Deliverable 1: Electricity generation by Source – Canada and Alberta

Plot 1

Based on Plot 1, Canada's national electricity system is defined by stable total generation and a gradual shift away from coal toward cleaner energy sources. Total electricity generation has remained relatively steady at just under 600 TWh annually, indicating that national electricity demand has been broadly stable over the period shown. Within this stable total, however, the composition of generation has changed. Hydroelectric power continues to dominate Canada's electricity supply, while nuclear generation provides a consistent low-emissions baseload. At the same time, the share of coal-fired generation has declined noticeably, while natural gas and other renewable sources have gradually increased their contribution to the electricity mix. This suggests that Canada's electricity sector has been transitioning toward cleaner generation without major changes in total electricity output, reflecting both provincial coal phase-out policies and the expansion of wind and solar generation. The key takeaway is that Canada's electricity sector has reduced emissions primarily through changes in the generation mix rather than large changes in total electricity output, reinforcing the importance of energy policy and generation technology in driving decarbonization.

Plot 2

Based on Plot 2, Alberta's electricity system has undergone a major structural transition away from coal toward natural gas and renewable generation. Historically, Alberta relied heavily on coal, which accounted for roughly 80%+ of electricity generation in the early 1990s, but by 2023 coal's share had fallen to roughly 15–20% as the province implemented coal phase-out policies. This decline has largely been replaced by natural gas generation, which expanded from roughly 10–15% of generation in the early 1990s to around 55–60% by 2023, becoming the dominant electricity source in the province. At the same time, renewable generation has grown steadily since the mid-2000s, increasing from near zero around 2005 to roughly 20–25% of generation by 2023, driven primarily by wind development. Despite these major shifts in generation composition, Alberta's total electricity production has remained relatively stable at just under 60 TWh annually, representing roughly 10% of Canada's total electricity generation. Overall, this comparison illustrates how different generation mixes can maintain similar levels of electricity production, while shifting the sources used to produce that power. Alberta's transition from heavy coal reliance toward natural gas and wind generation demonstrates how the province has been able to maintain stable electricity output while adopting cleaner generation sources, aligning more closely with Canada's broader net-zero and emissions reduction goals.

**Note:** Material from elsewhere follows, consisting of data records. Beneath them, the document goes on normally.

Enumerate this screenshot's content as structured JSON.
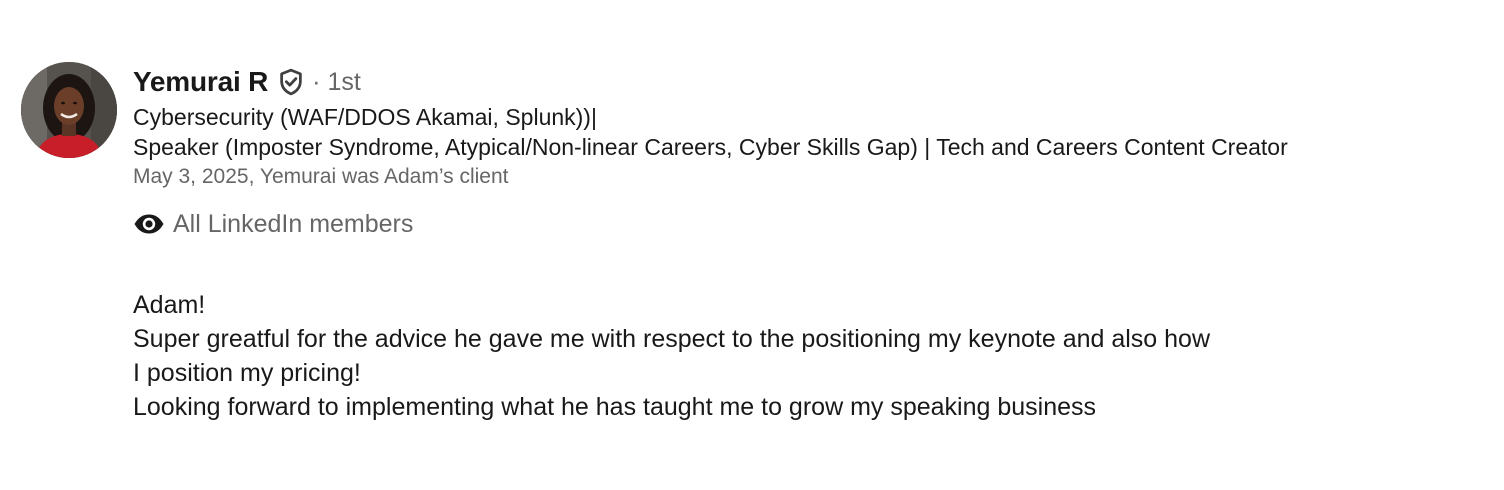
{
  "recommendation": {
    "author": {
      "name": "Yemurai R",
      "verified_icon": "shield-check-icon",
      "separator": "·",
      "degree": "1st",
      "headline_line1": "Cybersecurity (WAF/DDOS Akamai, Splunk))|",
      "headline_line2": "Speaker (Imposter Syndrome, Atypical/Non-linear Careers, Cyber Skills Gap) | Tech and Careers Content Creator",
      "meta": "May 3, 2025, Yemurai was Adam’s client"
    },
    "visibility": {
      "icon": "eye-icon",
      "label": "All LinkedIn members"
    },
    "body": {
      "line1": "Adam!",
      "line2": "Super greatful for the advice he gave me with respect to the positioning my keynote and also how",
      "line3": "I position my pricing!",
      "line4": "Looking forward to implementing what he has taught me to grow my speaking business"
    }
  },
  "colors": {
    "primary_text": "#191919",
    "secondary_text": "#666666",
    "background": "#ffffff"
  }
}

Deliverable 3: Emissions from electricity generation

This deliverable examines how greenhouse gas emissions from Canada's electricity sector have evolved over time and how they are projected to change under future policy scenarios. The visualizations demonstrate how reductions in coal generation and shifts toward cleaner energy sources have contributed to a steady decline in electricity sector emissions across Canada.

Deliverable 4: The Merit Order — Electricity Market Dispatch in Alberta

This final visualization illustrates the merit-order structure of Alberta's electricity market, which determines the order in which generators are dispatched to meet demand based on their marginal costs. Lower-cost generation sources are dispatched first, while higher-cost units enter the market as demand increases. The chart shows how generation sources such as wind, hydro, and imports typically appear earlier in the supply stack, while higher-cost generation sources set the market clearing price when demand approaches system capacity. This mechanism plays a critical role in determining electricity prices and reflects how market design influences the economic incentives for different types of generation technologies.